La liste serait longue de ceux qui ont gravé en moi, au théâtre ou au cinéma, des images qui m’ont par la suite servi de phares, de rampes auxquelles me tenir, jeune comédien à genoux devant le génie d’un Michel Simon, dont j’ai perpétuellement cherché à m’inspirer, d’un Fernandel, qui me faisait hurler de rire dans Les Dégourdis de la 11e, ou encore d’un Jules Berry, le diable des Visiteurs du soir.
En résumé, je suis bien nourri par mes parents, qui veillent à ce que la vie ne soit pas engluée dans trop de réel ou de matériel. Ce qui se passe dans un film, finalement, a tout autant d’importance qu’un fait d’actualité, quel qu’il soit. Quand la réalité est déplaisante, la fiction demeure le recours idéal. La réalité, de toute façon, n’est jamais venue d’elle-même : elle se crée, comme mon père façonne ses bustes. La joie est une fiction à laquelle on finit toujours par croire. Le bonheur, une réalité qu’on a inventée.
Mes parents nous nourrissent de leurs passions. Et notre appartement de la rue Victor-Considérant constitue en outre un lieu ouvert où une multitude d’artistes en tout genre, amis de mes parents, sont toujours les bienvenus à table et acceptent de rester pour un, voire plusieurs cognacs, captés par les discussions. Vlaminck, que mon père a pour voisin avenue Denfert-Rochereau, ou Pierre Brasseur, que ma mère a connu au cours de sa carrière éclair de figurante, passent ainsi souvent par notre salon et se régalent des saillies enflammées de Papa, pourtant si calme et doux, sur le travail de Bourdelle ou L’Enfer de Rodin.
C’est toujours drôle de le voir s’animer et s’impatienter quand il a l’impression de n’être pas assez finement compris. Parfois, par malice, Maman le provoque, feint de s’opposer à l’une de ses ardentes analyses.
Mon enfance, en compagnie de ces parents-là, fut des plus heureuses. Tout m’a été donné d’office, sans que j’aie eu à produire le moindre effort. Je ne me rappelle pas m’être senti une seule fois brimé ou frustré. Ou plutôt si, une seule fois. Parce que je désirais quelque chose qu’on ne pouvait se procurer, même avec la meilleure volonté du monde. Ce quelque chose n’était rien de moins qu’un train électrique grand comme la table du salon que j’avais repéré dans un catalogue. Mais nous étions en guerre et les jouets avaient déserté les rayons des magasins. Je serais donc bien malhonnête de faire de ce train électrique une fausse note dans la partition du parfait bonheur de mon enfance.
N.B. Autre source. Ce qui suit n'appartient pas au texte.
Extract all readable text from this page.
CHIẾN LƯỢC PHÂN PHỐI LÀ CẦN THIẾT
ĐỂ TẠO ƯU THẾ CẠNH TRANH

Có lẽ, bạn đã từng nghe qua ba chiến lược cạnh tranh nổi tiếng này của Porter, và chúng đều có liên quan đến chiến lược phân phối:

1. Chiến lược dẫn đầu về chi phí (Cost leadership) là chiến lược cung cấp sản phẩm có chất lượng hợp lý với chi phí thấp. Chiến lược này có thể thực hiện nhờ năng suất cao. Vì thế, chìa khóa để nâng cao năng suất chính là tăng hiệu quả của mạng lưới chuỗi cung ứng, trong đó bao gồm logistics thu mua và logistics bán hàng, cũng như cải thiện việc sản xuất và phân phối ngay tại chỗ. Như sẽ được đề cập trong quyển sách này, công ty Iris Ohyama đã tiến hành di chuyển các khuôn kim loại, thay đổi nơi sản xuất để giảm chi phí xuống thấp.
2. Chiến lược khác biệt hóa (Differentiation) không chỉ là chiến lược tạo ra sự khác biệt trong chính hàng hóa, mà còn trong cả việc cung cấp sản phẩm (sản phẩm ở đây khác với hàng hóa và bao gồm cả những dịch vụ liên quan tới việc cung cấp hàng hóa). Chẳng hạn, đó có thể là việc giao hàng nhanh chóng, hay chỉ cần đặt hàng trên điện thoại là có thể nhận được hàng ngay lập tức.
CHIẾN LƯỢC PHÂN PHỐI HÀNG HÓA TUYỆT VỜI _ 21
C’est probablement ce qui m’a aidé par la suite à lutter contre les mauvais coups du sort. J’en ai tiré une force tranquille qu’aucun événement, même le plus terrible, n’a pu jusqu’à maintenant anéantir. Une enfance heureuse est le plus beau cadeau que le destin puisse réserver à un homme. De manière aléatoire, injuste. Et je plains ceux que l’évocation de leur enfance fait frémir, ceux qui ont grandi privés d’amour, de liberté. À eux, je suis prêt à tout pardonner.
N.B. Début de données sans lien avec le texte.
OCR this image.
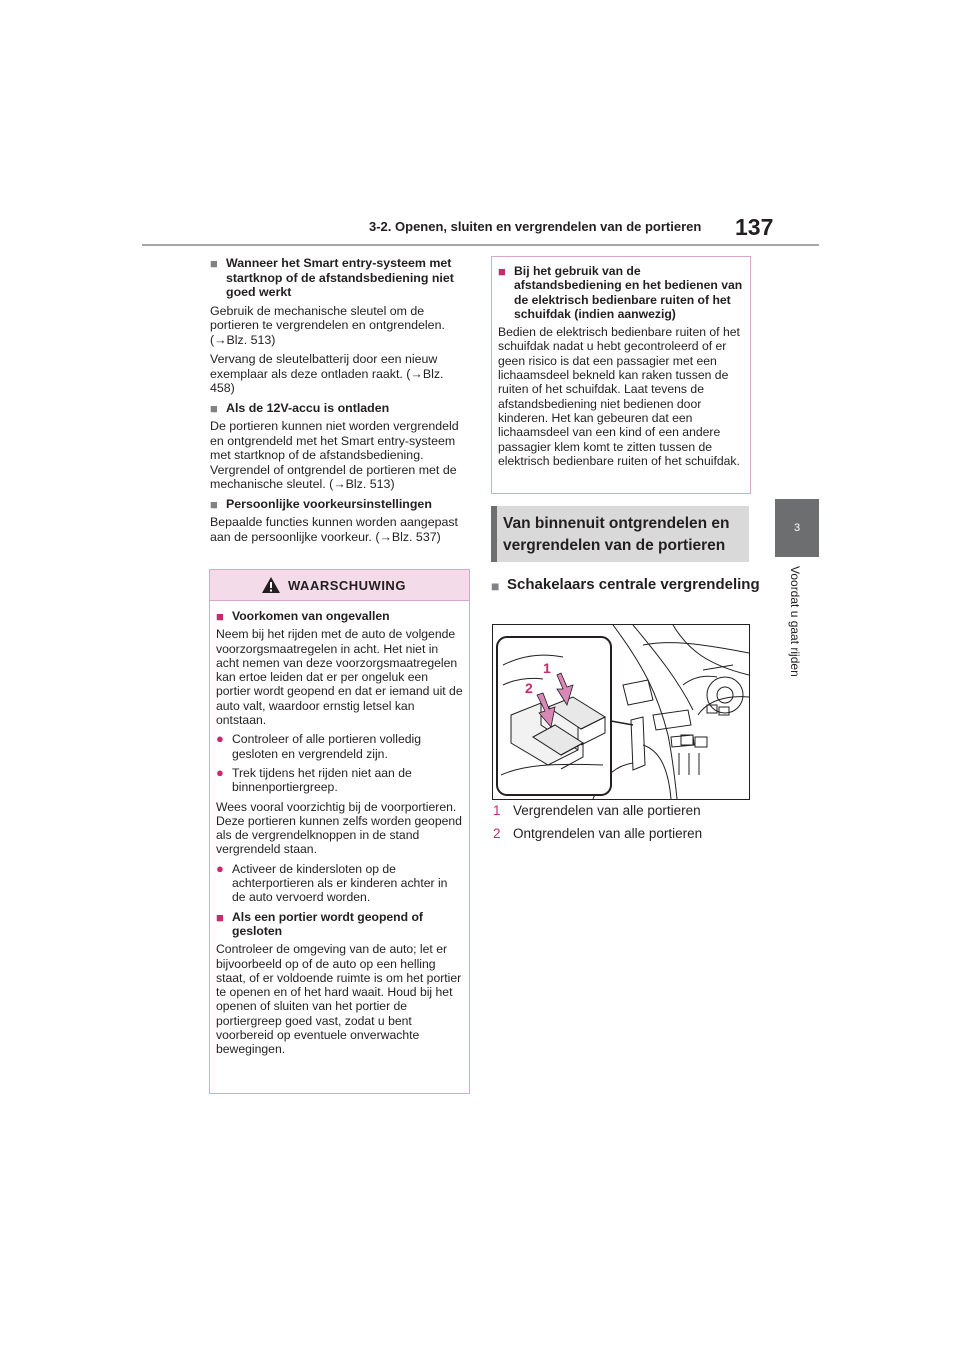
3-2. Openen, sluiten en vergrendelen van de portieren 137
3
Voordat u gaat rijden
■ Wanneer het Smart entry-systeem met startknop of de afstandsbediening niet goed werkt
Gebruik de mechanische sleutel om de portieren te vergrendelen en ontgrendelen. (→Blz. 513)
Vervang de sleutelbatterij door een nieuw exemplaar als deze ontladen raakt. (→Blz. 458)
■ Als de 12V-accu is ontladen
De portieren kunnen niet worden vergrendeld en ontgrendeld met het Smart entry-systeem met startknop of de afstandsbediening. Vergrendel of ontgrendel de portieren met de mechanische sleutel. (→Blz. 513)
■ Persoonlijke voorkeursinstellingen
Bepaalde functies kunnen worden aangepast aan de persoonlijke voorkeur. (→Blz. 537)
WAARSCHUWING
■ Voorkomen van ongevallen
Neem bij het rijden met de auto de volgende voorzorgsmaatregelen in acht. Het niet in acht nemen van deze voorzorgsmaatregelen kan ertoe leiden dat er per ongeluk een portier wordt geopend en dat er iemand uit de auto valt, waardoor ernstig letsel kan ontstaan.
● Controleer of alle portieren volledig gesloten en vergrendeld zijn.
● Trek tijdens het rijden niet aan de binnenportiergreep.
Wees vooral voorzichtig bij de voorportieren. Deze portieren kunnen zelfs worden geopend als de vergrendelknoppen in de stand vergrendeld staan.
● Activeer de kindersloten op de achterportieren als er kinderen achter in de auto vervoerd worden.
■ Als een portier wordt geopend of gesloten
Controleer de omgeving van de auto; let er bijvoorbeeld op of de auto op een helling staat, of er voldoende ruimte is om het portier te openen en of het hard waait. Houd bij het openen of sluiten van het portier de portiergreep goed vast, zodat u bent voorbereid op eventuele onverwachte bewegingen.
■ Bij het gebruik van de afstandsbediening en het bedienen van de elektrisch bedienbare ruiten of het schuifdak (indien aanwezig)
Bedien de elektrisch bedienbare ruiten of het schuifdak nadat u hebt gecontroleerd of er geen risico is dat een passagier met een lichaamsdeel bekneld kan raken tussen de ruiten of het schuifdak. Laat tevens de afstandsbediening niet bedienen door kinderen. Het kan gebeuren dat een lichaamsdeel van een kind of een andere passagier klem komt te zitten tussen de elektrisch bedienbare ruiten of het schuifdak.
Van binnenuit ontgrendelen en vergrendelen van de portieren
■ Schakelaars centrale vergrendeling
1
2
1 Vergrendelen van alle portieren
2 Ontgrendelen van alle portieren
Il m’est arrivé de me lier à des anciens de la DASS, à des hommes qui ont été des gosses des rues. Avec l’un d’eux, Alain Delon, le lien est devenu une amitié fidèle, faussement interrompue par une brouille montée en épingle dans les médias. En fait, tout nous rassemblait, seules nos enfances s’opposaient. Et sur ce plan, oui, de très loin, j’ai eu le beau rôle.